Quasi il 60% di tutte le aree montuose sono ormai sottoposte a forti pressioni umane che si esercitano per lo più a quote più basse dove è più facile vivere, coltivare e costruire strade. Al contempo, le montagne ospitano oltre l’85% degli anfibi, uccelli e mammiferi del mondo, che sono a rischio a causa di attività umane che riducono il loro habitat, mentre i cambiamenti climatici le costringono a salire di quota per trovare temperature tollerabili.
Utilizzando particolari modelli climatici per fare previsioni su come la fauna di montagna si muoverebbero sotto la pressione dei cambiamenti climatici, hanno scoperto che le specie che si spostano a maggiori altitudini trovano ambienti più favorevoli alla loro esistenza per la minore pressione umana.
Senza tenere conto degli effetti della pressione umana sulle specie animali di montagna, gli autori avvertono che non sarebbe possibile comprendere pienamente questo processo “migratorio” verso l’alto. Il fattore “pressione umana” rivela la “vera dimensione” di una montagna per le specie che sono condizionate da paesaggi intatti e che sono spesso anche quelle che destano maggiore preoccupazione per la loro conservazione.

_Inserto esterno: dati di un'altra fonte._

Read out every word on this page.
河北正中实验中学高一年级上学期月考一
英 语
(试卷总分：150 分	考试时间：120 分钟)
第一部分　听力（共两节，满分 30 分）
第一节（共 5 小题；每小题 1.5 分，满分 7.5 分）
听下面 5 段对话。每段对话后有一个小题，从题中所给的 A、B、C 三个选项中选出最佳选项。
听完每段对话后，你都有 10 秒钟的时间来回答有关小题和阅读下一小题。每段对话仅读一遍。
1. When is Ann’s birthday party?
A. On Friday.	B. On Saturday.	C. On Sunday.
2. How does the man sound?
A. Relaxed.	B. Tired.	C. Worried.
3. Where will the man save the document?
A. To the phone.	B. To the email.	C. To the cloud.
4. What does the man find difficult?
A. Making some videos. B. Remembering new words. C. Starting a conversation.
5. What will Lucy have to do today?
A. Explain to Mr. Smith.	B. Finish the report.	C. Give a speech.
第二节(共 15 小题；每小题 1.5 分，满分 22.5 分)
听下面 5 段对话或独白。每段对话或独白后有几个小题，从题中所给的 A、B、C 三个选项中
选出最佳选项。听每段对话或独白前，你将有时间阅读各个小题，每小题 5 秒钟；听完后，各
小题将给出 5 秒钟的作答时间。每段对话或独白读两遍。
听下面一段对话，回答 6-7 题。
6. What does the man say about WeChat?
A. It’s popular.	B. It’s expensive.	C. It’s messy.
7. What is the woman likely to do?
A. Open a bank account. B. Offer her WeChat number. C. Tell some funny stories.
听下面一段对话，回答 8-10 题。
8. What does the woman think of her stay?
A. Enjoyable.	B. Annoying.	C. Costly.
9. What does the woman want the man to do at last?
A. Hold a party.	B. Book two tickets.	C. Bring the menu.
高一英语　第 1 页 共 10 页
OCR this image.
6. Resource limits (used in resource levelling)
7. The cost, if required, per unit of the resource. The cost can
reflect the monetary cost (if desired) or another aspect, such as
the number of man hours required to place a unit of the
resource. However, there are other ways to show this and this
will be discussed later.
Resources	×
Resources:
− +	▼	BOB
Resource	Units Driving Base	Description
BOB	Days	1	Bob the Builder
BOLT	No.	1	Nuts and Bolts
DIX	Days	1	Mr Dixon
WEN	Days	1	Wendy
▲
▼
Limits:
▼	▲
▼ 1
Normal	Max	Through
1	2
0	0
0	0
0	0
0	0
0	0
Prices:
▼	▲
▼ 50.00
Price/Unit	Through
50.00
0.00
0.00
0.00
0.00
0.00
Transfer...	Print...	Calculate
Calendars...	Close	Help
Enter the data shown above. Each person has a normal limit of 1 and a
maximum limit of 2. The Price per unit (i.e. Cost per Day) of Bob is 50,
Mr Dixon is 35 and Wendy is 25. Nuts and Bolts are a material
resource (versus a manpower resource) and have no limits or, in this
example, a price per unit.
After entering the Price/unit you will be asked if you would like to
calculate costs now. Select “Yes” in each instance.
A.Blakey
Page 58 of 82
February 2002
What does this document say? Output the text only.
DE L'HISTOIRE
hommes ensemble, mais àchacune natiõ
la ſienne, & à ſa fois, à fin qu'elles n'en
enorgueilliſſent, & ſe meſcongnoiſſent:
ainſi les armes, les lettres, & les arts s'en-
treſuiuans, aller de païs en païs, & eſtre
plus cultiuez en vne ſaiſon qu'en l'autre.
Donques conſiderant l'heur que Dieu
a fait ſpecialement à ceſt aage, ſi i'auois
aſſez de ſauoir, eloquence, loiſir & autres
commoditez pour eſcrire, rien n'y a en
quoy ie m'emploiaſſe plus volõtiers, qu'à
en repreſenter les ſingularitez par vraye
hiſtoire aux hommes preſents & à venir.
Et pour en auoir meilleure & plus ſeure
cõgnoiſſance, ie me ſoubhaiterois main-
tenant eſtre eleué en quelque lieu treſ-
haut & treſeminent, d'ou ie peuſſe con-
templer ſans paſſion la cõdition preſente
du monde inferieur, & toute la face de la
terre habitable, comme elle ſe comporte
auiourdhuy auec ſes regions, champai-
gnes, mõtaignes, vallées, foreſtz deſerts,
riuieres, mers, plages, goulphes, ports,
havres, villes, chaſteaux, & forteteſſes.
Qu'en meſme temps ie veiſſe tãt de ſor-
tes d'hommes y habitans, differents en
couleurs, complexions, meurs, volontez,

Per “vera dimensione” deve intendersi la superficie terrestre potenzialmente disponibile come habitat per una specie mentre sale in quota, non semplicemente a quanta superficie terrestre totale è disponibile. La “vera dimensione” può rivelare dove le specie tenderanno a perdere aree intatte rispetto a quelle che recuperano mentre si spostano per effetto dei cambiamenti climatici: le altitudini dove si prevede che le specie perdano habitat dovrebbero rappresentare le zone prioritarie per la conservazione.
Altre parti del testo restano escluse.